Chère Europe, où vas-tu ?

Mon père m’a avoué un jour que, s’il avait vu passer dans la rue un soldat allemand, il l’aurait tué. Il avait alors 18 ans et vivait dans un déchaînement de violence qui a fait de la Seconde Guerre mondiale la période la plus cruelle de toute l’histoire de l’humanité. Mais des hommes et des femmes de foi se sont levés et ont dit : « Plus jamais cela ! » Nous avons atteint aujourd’hui un nouveau record, celui du temps de paix le plus long des derniers siècles. Il est bon de nous en souvenir en cette période historique d’élections.
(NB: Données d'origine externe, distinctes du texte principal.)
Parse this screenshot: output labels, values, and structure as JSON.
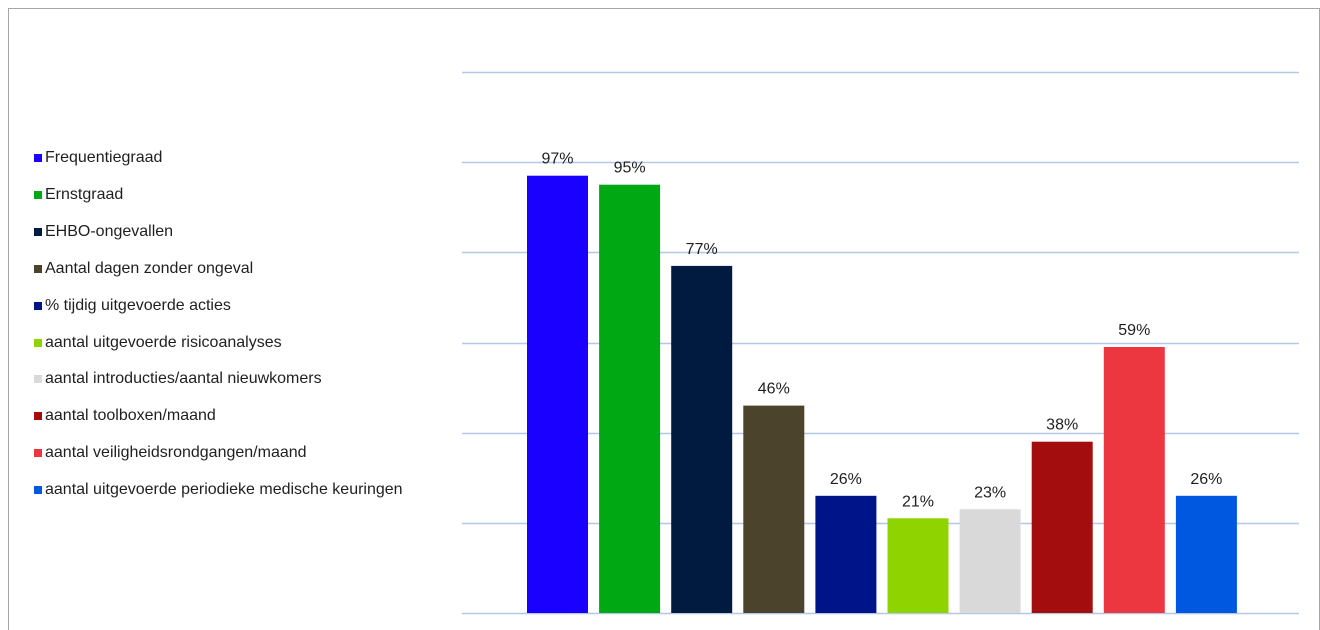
{
  "chart_data": {
    "type": "bar",
    "categories": [
      "Frequentiegraad",
      "Ernstgraad",
      "EHBO-ongevallen",
      "Aantal dagen zonder ongeval",
      "% tijdig uitgevoerde acties",
      "aantal uitgevoerde risicoanalyses",
      "aantal introducties/aantal nieuwkomers",
      "aantal toolboxen/maand",
      "aantal veiligheidsrondgangen/maand",
      "aantal uitgevoerde periodieke medische keuringen"
    ],
    "values": [
      97,
      95,
      77,
      46,
      26,
      21,
      23,
      38,
      59,
      26
    ],
    "data_labels": [
      "97%",
      "95%",
      "77%",
      "46%",
      "26%",
      "21%",
      "23%",
      "38%",
      "59%",
      "26%"
    ],
    "colors": [
      "#1a00ff",
      "#00a814",
      "#001a40",
      "#4b432b",
      "#00148a",
      "#8fd400",
      "#d9d9d9",
      "#a30d0d",
      "#ec3640",
      "#0057e0"
    ],
    "ylim": [
      0,
      120
    ],
    "grid": true,
    "gridline_color": "#b4c7e7",
    "legend_position": "left"
  }
}
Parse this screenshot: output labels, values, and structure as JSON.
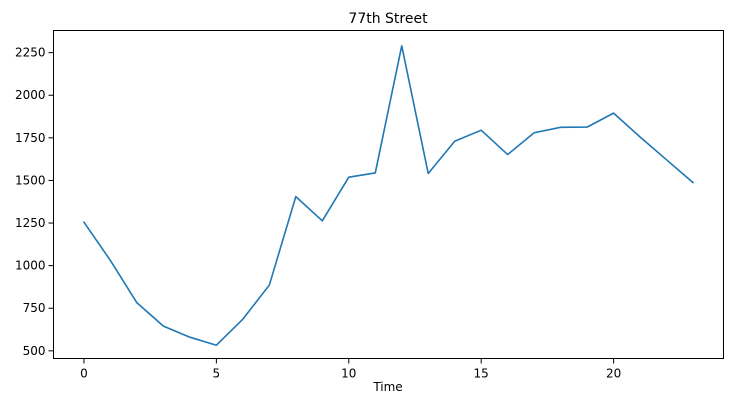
{
  "chart_data": {
    "type": "line",
    "title": "77th Street",
    "xlabel": "Time",
    "ylabel": "",
    "x": [
      0,
      1,
      2,
      3,
      4,
      5,
      6,
      7,
      8,
      9,
      10,
      11,
      12,
      13,
      14,
      15,
      16,
      17,
      18,
      19,
      20,
      21,
      22,
      23
    ],
    "series": [
      {
        "values": [
          1255,
          1030,
          782,
          645,
          580,
          533,
          686,
          886,
          1405,
          1263,
          1519,
          1544,
          2290,
          1541,
          1730,
          1795,
          1652,
          1780,
          1812,
          1813,
          1895,
          1755,
          1621,
          1487
        ],
        "color": "#1f77b4"
      }
    ],
    "xlim": [
      -1.15,
      24.15
    ],
    "ylim": [
      455,
      2380
    ],
    "xticks": [
      0,
      5,
      10,
      15,
      20
    ],
    "xtick_labels": [
      "0",
      "5",
      "10",
      "15",
      "20"
    ],
    "yticks": [
      500,
      750,
      1000,
      1250,
      1500,
      1750,
      2000,
      2250
    ],
    "ytick_labels": [
      "500",
      "750",
      "1000",
      "1250",
      "1500",
      "1750",
      "2000",
      "2250"
    ],
    "grid": false,
    "legend": "none"
  }
}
Je n’ajouterai pas un commentaire à tous ceux que nous diffusent aujourd’hui les médias. Mais je veux me faire ici l’écho de la parole du pape François dans son discours aux chefs d’État et de gouvernement de l’Union européenne à l’occasion du 60e anniversaire du traité de Rome, le 24 mars dernier.

L’Europe a une âme, et son âme demeure unie parce qu’elle vit selon les mêmes vertus – je préfère ce mot à celui de valeur – chrétiennes et humaines, et qu’elle s’est éloignée des idéologies qui l’ont divisée et ravagée. Je cite : « Dans notre monde multiculturel ces valeurs continueront à trouver plein droit de cité si elles savent maintenir leur lien vital avec la racine qui les a fait naître. Dans la fécondité d’un tel lien se trouve la possibilité de construire des sociétés authentiquement laïques, exemptes d’oppositions idéologiques ».

L’Europe est une vie. Comme toute vie, elle est fragile et peut être tuée. Le risque pour cette vie, c’est l’égoïsme. « Le premier élément de la vitalité européenne est la solidarité ». Que l’Europe se fasse la voix des pauvres, la voix de tous ceux qui souffrent des dérives libérales de la mondialisation. Je cite : « L’Europe n’est pas un ensemble de règles à observer, elle n’est pas un ensemble de protocoles et de procédures à suivre. Elle est une vie, une manière de concevoir l’homme à partir de sa dignité transcendante et inaliénable ».

L’Europe est un chemin d’espérance. Je cite : « L’Europe retrouve l’espérance lorsqu’elle ne s’enferme pas dans la peur et dans de fausses sécurités… ; lorsqu’elle investit dans le développement et la paix ; lorsqu’elle investit dans la famille qui est la première et fondamentale cellule de la société ». Le matérialisme « semble lui avoir rogné les ailes… » J’ose dire avec le pape François que « l’Europe a un patrimoine d’idéaux et de spiritualité unique au monde qui mérite d’être proposé à nouveau avec passion…, meilleur antidote contre le vide de valeurs de notre temps ». Ce vide, ajoute-t-il, est « le terrain fertile pour toute forme d’extrémisme ».

J’aime la France. La France dans une Europe des nations. Avec ferveur, je prie pour mon pays. Avec passion, je vous invite à prier pour la France, à l’édifier et à raviver son âme.